Guidry and Gatlin take the special needs students out to the Tellus Science Museum.

Nabila Pranto, Reporter, photographer

Special needs teacher Angela Guidry took her students to the Tellus Science Museum on Monday, March 7. The students explored three main exhibits: fossil digging, gem panning, and the backyard playground. They also got to see the planetarium movie Big Bird and the Stars. When asked what the students enjoyed the most, they responded with “RAWR,” referring to seeing the dinosaurs and proclaiming the T-Rex as their favorite.

“It’s making them exposed to things they might not be otherwise exposed to,” Guidry said. “Exposure to anything helps their cognitive ability. They have to have hands on stuff to understand.”

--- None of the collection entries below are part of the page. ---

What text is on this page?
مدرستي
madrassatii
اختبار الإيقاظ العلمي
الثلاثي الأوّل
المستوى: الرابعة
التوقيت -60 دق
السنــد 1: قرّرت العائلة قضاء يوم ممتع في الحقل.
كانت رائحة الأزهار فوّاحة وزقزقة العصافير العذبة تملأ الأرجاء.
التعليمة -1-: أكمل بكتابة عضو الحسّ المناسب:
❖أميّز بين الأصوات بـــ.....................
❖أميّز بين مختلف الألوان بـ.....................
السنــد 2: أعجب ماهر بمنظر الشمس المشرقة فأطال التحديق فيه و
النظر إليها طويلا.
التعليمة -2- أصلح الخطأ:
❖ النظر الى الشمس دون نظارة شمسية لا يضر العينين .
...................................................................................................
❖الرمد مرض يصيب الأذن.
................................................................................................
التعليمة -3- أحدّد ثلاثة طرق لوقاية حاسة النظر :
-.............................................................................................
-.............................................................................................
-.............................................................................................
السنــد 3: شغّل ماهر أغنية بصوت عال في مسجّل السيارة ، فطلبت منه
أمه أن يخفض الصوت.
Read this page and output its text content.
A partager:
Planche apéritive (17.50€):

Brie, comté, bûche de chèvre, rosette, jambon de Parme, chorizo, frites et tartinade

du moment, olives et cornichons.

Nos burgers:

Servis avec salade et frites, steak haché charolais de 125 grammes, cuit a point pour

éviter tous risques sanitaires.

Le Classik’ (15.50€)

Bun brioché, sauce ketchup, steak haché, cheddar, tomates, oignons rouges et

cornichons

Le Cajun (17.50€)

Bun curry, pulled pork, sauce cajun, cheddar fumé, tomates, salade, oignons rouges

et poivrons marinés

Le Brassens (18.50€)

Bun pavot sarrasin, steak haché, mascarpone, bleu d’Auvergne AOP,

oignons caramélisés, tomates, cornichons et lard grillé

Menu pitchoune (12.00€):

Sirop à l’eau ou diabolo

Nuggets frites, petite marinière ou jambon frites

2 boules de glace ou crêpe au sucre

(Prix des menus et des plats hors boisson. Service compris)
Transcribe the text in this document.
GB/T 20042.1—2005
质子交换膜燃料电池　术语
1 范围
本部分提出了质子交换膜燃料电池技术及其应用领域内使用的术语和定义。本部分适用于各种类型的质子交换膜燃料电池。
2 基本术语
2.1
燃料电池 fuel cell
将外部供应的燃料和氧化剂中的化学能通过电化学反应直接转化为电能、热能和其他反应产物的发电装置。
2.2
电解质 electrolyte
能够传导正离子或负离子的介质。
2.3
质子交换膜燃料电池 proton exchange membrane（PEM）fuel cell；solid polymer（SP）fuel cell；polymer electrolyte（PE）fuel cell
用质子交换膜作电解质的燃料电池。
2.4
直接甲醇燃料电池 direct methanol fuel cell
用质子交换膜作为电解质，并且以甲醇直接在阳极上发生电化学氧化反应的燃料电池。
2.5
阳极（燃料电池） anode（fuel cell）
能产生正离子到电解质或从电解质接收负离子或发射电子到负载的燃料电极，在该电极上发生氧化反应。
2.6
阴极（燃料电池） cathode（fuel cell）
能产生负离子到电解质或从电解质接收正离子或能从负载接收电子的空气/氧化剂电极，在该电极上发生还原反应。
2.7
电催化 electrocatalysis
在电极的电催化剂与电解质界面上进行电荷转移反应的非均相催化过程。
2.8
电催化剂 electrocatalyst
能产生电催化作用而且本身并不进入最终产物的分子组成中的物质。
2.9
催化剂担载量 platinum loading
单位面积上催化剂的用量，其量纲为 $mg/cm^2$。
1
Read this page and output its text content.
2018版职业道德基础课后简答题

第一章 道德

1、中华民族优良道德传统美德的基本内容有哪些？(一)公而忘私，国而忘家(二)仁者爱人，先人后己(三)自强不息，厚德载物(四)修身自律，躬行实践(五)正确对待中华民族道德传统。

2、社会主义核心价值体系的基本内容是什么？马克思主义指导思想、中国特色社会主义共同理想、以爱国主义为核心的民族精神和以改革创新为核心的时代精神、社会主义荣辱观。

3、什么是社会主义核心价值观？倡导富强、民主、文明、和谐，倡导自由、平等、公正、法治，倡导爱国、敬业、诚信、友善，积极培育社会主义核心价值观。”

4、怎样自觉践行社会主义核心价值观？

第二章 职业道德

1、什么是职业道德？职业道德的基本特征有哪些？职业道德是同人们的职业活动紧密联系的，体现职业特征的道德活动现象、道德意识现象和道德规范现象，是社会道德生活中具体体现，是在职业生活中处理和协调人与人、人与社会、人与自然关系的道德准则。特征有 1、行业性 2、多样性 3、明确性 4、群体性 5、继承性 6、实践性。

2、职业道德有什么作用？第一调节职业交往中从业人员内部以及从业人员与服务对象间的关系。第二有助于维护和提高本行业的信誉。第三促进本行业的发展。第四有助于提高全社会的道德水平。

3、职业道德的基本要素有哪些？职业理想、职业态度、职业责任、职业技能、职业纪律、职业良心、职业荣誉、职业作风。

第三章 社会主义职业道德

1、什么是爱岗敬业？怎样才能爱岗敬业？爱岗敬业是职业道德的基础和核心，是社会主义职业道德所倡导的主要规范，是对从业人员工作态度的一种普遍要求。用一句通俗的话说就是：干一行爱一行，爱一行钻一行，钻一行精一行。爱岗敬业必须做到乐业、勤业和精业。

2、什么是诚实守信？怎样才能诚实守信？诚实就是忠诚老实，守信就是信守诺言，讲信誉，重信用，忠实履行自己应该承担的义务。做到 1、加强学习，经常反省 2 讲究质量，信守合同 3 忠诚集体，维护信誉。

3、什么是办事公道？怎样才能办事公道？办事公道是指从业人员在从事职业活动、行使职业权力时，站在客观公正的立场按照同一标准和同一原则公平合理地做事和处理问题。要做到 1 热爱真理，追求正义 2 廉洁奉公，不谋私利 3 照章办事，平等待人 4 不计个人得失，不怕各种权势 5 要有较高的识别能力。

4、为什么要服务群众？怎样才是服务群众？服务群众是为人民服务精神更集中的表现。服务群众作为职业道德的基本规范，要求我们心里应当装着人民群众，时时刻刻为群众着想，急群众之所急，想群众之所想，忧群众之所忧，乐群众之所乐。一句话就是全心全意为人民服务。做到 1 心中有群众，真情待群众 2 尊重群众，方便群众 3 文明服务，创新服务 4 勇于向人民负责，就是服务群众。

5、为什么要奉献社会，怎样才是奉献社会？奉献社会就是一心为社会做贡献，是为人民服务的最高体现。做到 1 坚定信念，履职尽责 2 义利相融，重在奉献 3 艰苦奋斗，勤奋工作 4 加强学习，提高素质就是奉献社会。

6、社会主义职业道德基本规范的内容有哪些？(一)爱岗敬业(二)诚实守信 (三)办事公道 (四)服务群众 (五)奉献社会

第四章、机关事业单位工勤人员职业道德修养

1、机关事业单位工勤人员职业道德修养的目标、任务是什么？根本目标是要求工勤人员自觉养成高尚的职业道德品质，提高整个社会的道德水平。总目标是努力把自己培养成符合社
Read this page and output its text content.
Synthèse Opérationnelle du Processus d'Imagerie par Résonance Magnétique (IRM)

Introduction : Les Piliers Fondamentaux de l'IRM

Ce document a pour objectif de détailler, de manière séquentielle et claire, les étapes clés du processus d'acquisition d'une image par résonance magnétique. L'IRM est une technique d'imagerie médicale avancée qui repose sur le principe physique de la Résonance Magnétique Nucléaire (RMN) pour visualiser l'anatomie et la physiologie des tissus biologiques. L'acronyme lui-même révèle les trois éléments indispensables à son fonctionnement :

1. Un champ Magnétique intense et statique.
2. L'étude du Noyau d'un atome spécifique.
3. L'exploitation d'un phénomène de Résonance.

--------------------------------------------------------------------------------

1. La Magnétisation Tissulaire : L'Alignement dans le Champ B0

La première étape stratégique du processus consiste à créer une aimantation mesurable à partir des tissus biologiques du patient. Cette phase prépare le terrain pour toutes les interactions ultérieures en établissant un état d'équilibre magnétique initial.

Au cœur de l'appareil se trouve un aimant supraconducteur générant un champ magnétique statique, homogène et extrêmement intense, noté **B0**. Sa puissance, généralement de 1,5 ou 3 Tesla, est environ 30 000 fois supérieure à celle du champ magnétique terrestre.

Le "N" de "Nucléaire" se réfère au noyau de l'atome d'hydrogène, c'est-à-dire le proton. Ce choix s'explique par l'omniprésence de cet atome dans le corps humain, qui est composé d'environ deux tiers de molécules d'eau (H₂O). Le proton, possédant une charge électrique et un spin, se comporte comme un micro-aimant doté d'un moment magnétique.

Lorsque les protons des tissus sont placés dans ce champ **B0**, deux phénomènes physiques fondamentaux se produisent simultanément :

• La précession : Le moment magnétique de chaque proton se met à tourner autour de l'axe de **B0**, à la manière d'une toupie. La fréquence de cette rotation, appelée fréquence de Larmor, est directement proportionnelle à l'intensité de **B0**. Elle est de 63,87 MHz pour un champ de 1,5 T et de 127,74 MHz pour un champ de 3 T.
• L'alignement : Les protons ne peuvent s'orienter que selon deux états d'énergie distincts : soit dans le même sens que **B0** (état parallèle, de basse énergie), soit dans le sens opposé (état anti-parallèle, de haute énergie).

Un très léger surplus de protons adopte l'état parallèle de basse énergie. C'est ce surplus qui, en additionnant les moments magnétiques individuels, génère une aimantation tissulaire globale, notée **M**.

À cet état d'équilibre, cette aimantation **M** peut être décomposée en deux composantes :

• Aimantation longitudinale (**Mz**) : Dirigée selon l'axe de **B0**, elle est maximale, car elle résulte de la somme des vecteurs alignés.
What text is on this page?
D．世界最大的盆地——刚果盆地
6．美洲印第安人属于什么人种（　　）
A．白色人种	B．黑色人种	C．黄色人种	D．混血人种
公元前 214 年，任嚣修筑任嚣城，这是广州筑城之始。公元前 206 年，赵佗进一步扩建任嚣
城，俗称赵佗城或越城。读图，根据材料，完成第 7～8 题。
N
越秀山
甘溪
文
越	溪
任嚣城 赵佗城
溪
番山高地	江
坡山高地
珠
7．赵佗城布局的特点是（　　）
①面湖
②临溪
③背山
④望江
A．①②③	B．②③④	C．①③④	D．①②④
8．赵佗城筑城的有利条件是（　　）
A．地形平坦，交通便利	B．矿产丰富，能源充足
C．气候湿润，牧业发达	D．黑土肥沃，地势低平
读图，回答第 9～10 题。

The students toured the museum, getting the chance to discover and interact with the various exhibits and activities.
The students toured the museum, getting the chance to discover and interact with the various exhibits and activities.

The museum trip allowed the students to learn and still stick to their educational path.

“We do have the science curriculum, we have to study many of the same things that other students study. This experience was a good way to study it,” special needs teacher Beverly Gaitlin said.

Taking the trip to the Tellus Museum related to their current science curriculum and exposed the students to understand and map out their cognitive abilities with activities requiring kinesthetic learning.

“The children don’t get to go on these kinds of trips all the time, they definitely learned some things they wouldn’t have learned in the classroom, the interaction was really important,” Gatlin said.

At the Backyard Playground exhibit,  each student got the chance to act like an anthropologist and dig up fossils.
Courtesy of Angela Guidry
At the Backyard Playground exhibit, each student got the chance to act like an anthropologist and dig up fossils.

Since the students learn under Guidry for the next four years, she plans on doing another trip. “This was an amazing experience for the students and they loved it. I hope to take them on another trip soon,” Guidry said.